JH: I have a keen interest in numerous forms of applied design—dynamic and surprising buildings, objects, communications, products, and processes. However, and for reasons I am not fully able to explain, among my very favorite artworks is Claude Monet’s Four Trees in the Met’s collection. This quiet little companion and I visit perhaps once every 12 to 24 months. Invariably, I leave our encounters refreshed and restored.
JT: Favorite book?
JH: Much of my reading over the past decade can be described as a search for serviceable maps of the human mind, followed by rubbernecking at accidents caused by irrational behaviors.
Daniel Kahneman’s Thinking Fast and Slow is a fine example of the former, the type of mind mapping I find highly addictive.

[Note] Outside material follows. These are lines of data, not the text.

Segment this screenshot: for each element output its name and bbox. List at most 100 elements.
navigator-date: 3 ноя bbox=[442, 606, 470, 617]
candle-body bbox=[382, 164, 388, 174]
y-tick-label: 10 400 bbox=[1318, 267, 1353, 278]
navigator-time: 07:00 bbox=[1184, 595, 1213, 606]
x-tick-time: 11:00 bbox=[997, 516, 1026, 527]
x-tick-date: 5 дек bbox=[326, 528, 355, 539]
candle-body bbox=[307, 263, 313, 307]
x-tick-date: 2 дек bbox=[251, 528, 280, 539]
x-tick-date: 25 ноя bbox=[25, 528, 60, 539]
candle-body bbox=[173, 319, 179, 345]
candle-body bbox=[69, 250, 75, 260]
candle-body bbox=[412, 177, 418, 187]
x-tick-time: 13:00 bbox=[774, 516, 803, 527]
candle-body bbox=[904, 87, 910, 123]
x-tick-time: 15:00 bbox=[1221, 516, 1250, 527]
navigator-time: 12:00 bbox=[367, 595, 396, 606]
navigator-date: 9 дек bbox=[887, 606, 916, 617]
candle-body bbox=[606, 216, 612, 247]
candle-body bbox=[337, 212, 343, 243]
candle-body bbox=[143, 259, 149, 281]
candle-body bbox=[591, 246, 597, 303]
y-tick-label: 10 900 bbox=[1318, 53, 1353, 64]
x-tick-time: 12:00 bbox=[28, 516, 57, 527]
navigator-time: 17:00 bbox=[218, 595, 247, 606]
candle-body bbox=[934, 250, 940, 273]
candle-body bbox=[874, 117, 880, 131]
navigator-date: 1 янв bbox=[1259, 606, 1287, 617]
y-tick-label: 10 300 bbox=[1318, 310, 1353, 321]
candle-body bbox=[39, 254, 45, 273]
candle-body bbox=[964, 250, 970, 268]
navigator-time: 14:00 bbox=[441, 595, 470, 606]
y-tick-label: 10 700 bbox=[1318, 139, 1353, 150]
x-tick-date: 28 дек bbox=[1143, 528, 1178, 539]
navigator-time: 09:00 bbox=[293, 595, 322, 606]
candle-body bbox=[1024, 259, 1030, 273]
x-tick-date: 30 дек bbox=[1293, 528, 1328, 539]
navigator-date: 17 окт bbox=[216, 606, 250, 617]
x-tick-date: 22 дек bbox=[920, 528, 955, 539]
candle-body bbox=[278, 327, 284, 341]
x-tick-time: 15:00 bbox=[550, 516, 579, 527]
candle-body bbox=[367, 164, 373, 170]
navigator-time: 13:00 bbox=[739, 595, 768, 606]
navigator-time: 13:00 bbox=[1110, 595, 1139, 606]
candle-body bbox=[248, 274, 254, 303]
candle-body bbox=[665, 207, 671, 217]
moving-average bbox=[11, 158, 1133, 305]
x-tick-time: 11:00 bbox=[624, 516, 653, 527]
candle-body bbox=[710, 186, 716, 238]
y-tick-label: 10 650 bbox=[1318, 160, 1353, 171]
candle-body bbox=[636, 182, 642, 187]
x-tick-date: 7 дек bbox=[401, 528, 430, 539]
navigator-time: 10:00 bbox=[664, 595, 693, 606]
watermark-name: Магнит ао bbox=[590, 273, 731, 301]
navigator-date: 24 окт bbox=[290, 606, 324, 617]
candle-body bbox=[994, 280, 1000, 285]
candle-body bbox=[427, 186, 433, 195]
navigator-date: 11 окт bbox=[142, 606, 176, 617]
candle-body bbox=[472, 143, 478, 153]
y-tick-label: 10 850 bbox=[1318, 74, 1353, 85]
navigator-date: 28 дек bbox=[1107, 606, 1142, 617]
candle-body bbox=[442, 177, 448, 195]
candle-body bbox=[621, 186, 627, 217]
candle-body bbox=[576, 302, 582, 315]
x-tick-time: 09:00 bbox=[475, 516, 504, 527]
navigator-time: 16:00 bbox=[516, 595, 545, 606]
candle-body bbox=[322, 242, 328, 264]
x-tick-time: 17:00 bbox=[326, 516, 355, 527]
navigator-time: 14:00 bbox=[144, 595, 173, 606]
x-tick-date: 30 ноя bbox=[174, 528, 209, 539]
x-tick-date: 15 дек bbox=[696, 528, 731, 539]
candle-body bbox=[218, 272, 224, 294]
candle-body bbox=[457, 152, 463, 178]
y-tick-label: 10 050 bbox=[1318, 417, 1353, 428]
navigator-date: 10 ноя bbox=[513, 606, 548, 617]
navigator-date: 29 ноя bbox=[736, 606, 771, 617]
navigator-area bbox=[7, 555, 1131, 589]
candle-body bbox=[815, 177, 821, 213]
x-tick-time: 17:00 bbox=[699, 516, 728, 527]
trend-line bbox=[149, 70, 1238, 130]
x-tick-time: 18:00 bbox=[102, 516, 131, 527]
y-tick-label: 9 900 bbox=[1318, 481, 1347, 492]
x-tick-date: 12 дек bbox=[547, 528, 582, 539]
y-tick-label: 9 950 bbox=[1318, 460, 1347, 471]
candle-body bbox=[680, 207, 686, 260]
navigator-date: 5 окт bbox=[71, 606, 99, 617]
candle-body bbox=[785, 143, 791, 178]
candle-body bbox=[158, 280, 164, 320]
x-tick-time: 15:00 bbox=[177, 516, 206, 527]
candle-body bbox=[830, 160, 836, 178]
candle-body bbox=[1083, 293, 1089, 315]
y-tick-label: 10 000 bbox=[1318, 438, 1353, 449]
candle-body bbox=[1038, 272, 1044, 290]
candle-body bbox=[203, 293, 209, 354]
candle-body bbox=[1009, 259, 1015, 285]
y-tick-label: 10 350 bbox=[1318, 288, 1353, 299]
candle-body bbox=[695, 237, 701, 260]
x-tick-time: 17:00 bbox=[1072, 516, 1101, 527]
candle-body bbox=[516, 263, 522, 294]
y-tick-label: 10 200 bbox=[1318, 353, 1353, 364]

Kahneman provides useful lenses for understanding the extraordinary capabilities of humans while simultaneously identifying a robust menu of pesky faults and vexing biases revealed via our thoughts and actions.
In a related way, observations on decision-making in everyday life are equally intriguing. Charles Duhiggs’s The Power of Habit, Dan Ariely’s Predictably Irrational, and Keith Payne’s The Broken Ladder successfully illustrate complexities and contradictions wherein supposedly rational thoughts and human actions intersect, often to hilarious and/or tragic effect—endlessly fascinating stuff!